Mentorship Matters: Achieving Goals Around the World

Learn about how mentee Ashika Shah, BS, OTS and mentor Dr. Sakshi Tickoo, Occupational Therapist learned from and supported one another to achieve their personal and professional goals.

Ashika Shah, BS, OTS


I decided to join the COTAD Mentorship Program* because I wanted to learn more about the profession and receive support as a student in the first cohort for the Johnson & Wales University (JWU) OTD program. Additionally, my personal experiences in the healthcare field have been different than those of my cohort. I never knew this opportunity existed until I became the Co-chair for the JWU COTAD Chapter, but when I learned about it I jumped at the chance to speak to a myriad of occupational therapists regarding their diverse experiences and future endeavors.


From our very first Zoom meeting, Dr. Tickoo and I created an exceptional bond. We talked about everything and anything; from personal experiences that led us to the occupational therapy profession to personal struggles we have had during the COVID-19 global pandemic to diversity in the OT field. Another topic Dr. Tickoo and I discussed was the potential effectiveness of OT in postpartum and pregnancy care. We analyzed how OT practitioners can help mothers reduce occupational imbalance and improve physical and mental strength and wellbeing, and this conversation gave me the idea to pursue this topic for my capstone. These valuable discussions helped spark several ideas that I later helped develop into events for the JWU COTAD Chapter For example, one of the events the JWU COTAD Chapter organized was a panel discussion between a mother whose son was incarcerated, an OT, and corrections officer reflecting on the efficacy of OT in the prison setting. Despite being situated halfway around the world, Dr. Tickoo was able to attend the program and offer support for me and my classmates.


I fully recommend that any individual, whether they are interested in becoming a mentor or a mentee, take the plunge and take advantage of the COTAD Mentorship Program. This experience provides opportunities for experience and growth for mentors and mentees alike. For mentees in particular, the program provides the extra support someone might need to talk through issues as well as share thoughts and ideas about the OT profession. I would say that building an effective mentoring relationship does take time and lots of communication, but for me it was an experience like no other.


All in all, The COTAD Mentorship Program was a great experience that provided me the knowledge and support I needed to get through my first and second year of OTD school. I hope in the future that I too can become a mentor to other OT graduates!



Dr. Sakshi Tickoo, Occupational Therapist, Personal and Sexuality Counselor, Student and New Grad Mentor


There are several things I wish I had known when I started working as a new grad occupational therapist. Some of the barriers I faced before stepping into this field were unlearning westernized theories and concepts of OT practice and integrating Sexuality and Mental Health for people of all age groups into my daily practice.
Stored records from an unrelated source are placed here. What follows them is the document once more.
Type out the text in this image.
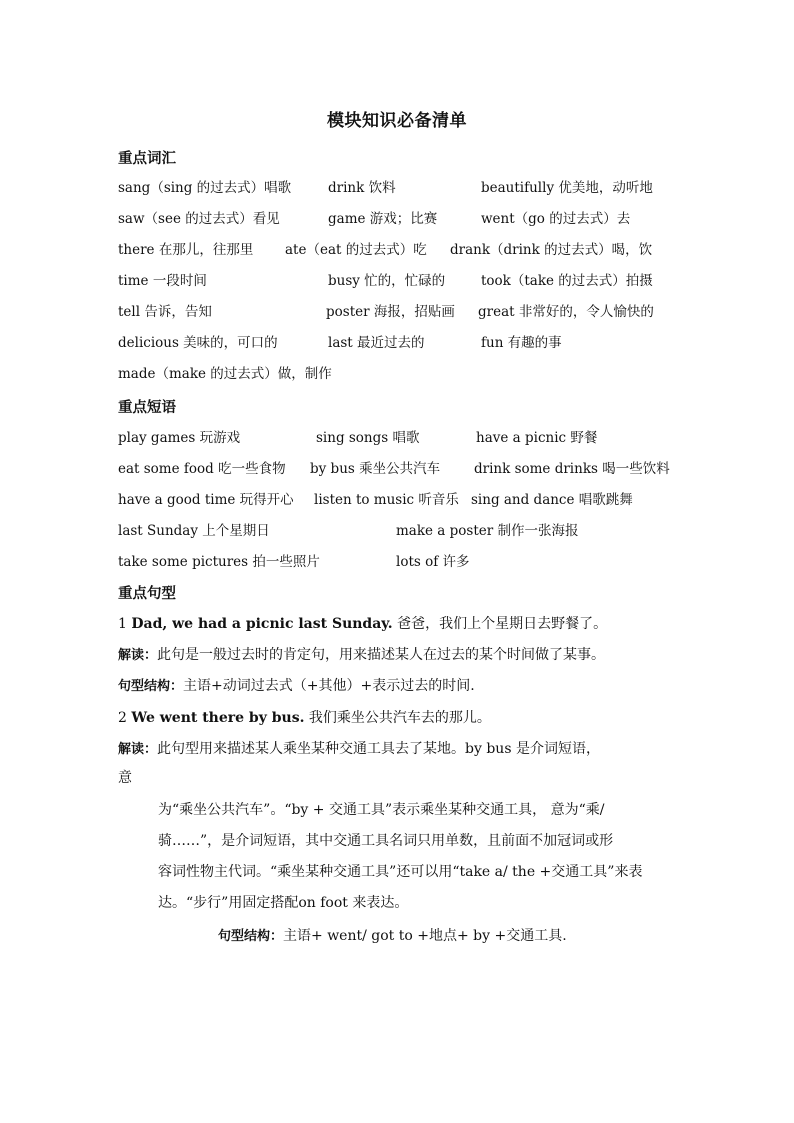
模块知识必备清单
重点词汇
sang（sing 的过去式）唱歌	drink 饮料	beautifully 优美地，动听地
saw（see 的过去式）看见	game 游戏；比赛	went（go 的过去式）去
there 在那儿，往那里 ate（eat 的过去式）吃 drank（drink 的过去式）喝，饮
time 一段时间	busy 忙的，忙碌的	took（take 的过去式）拍摄
tell 告诉，告知	poster 海报，招贴画 great 非常好的，令人愉快的
delicious 美味的，可口的	last 最近过去的	fun 有趣的事
made（make 的过去式）做，制作
重点短语
play games 玩游戏	sing songs 唱歌	have a picnic 野餐
eat some food 吃一些食物 by bus 乘坐公共汽车	drink some drinks 喝一些饮料
have a good time 玩得开心 listen to music 听音乐 sing and dance 唱歌跳舞
last Sunday 上个星期日	make a poster 制作一张海报
take some pictures 拍一些照片	lots of 许多
重点句型
1 Dad, we had a picnic last Sunday. 爸爸，我们上个星期日去野餐了。
解读：此句是一般过去时的肯定句，用来描述某人在过去的某个时间做了某事。
句型结构：主语+动词过去式（+其他）+表示过去的时间.
2 We went there by bus. 我们乘坐公共汽车去的那儿。
解读：此句型用来描述某人乘坐某种交通工具去了某地。by bus 是介词短语，
意
为“乘坐公共汽车”。“by + 交通工具”表示乘坐某种交通工具， 意为“乘/
骑……”，是介词短语，其中交通工具名词只用单数，且前面不加冠词或形
容词性物主代词。“乘坐某种交通工具”还可以用“take a/ the +交通工具”来表
达。“步行”用固定搭配on foot 来表达。
句型结构：主语+ went/ got to +地点+ by +交通工具.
Unlike what I was told would be the case when I was a student, I have had the privilege of working with people throughout the life span – from age three onward – which has allowed me to constantly diversify my approach and intervention strategies with a special focus on Sexuality, Intimate Occupations, and Mental Health. I have had my share of drawbacks, unlearning, learning, and relearning, but the biggest barrier I experienced when I started working was having no one to guide me in this niche area of practice. After a year of navigating this role and sharing my experiences on social media, I felt confident enough to work towards my personal goal of becoming the resource I never had. Personally, I have always believed and fiercely advocated that for change to happen, everyone needs to come together and do the hard things. Creating an environment of support is crucial for creating positive change, which is what drew me to COTAD’s Mentorship Program (CMP). Being a part of the minority, I understand how important it is for us to be seen and how difficult it can be for us to represent what we believe in. CMP gave me an opportunity to connect with students all around the world. Ashika was the first mentee I matched with, and it delighted me to connect with a fellow desi from another country. Despite the distance, it has been a wonderful process of first getting to know her and then experiencing mutual admiration and learning, even in the perilous times of the COVID-19 pandemic. What has made this connection incredibly heartwarming is the fact that we can both comfortably say “I don’t know, but let’s find out” and embrace the uncertainty of not knowing everything! We have reached a point where we can talk about absolutely anything and somehow turn it around with an OT lens which is quite inspiring for me. I have seen Ashika talk about things she aspires to do and watch her take action to achieve her goals. Her resilience, honesty, hard work and commitment to changing the future of occupational therapy practice helps me remain hopeful of how we can contribute in our littlest ways to create a bigger impact.


The opportunities to connect, collaborate, and experience positive change are the ultimate virtues of COTAD’s Mentorship Program. I’d definitely recommend CMP to everyone who needs a resource, supportive push, guidance, or just another perspective on everything OT!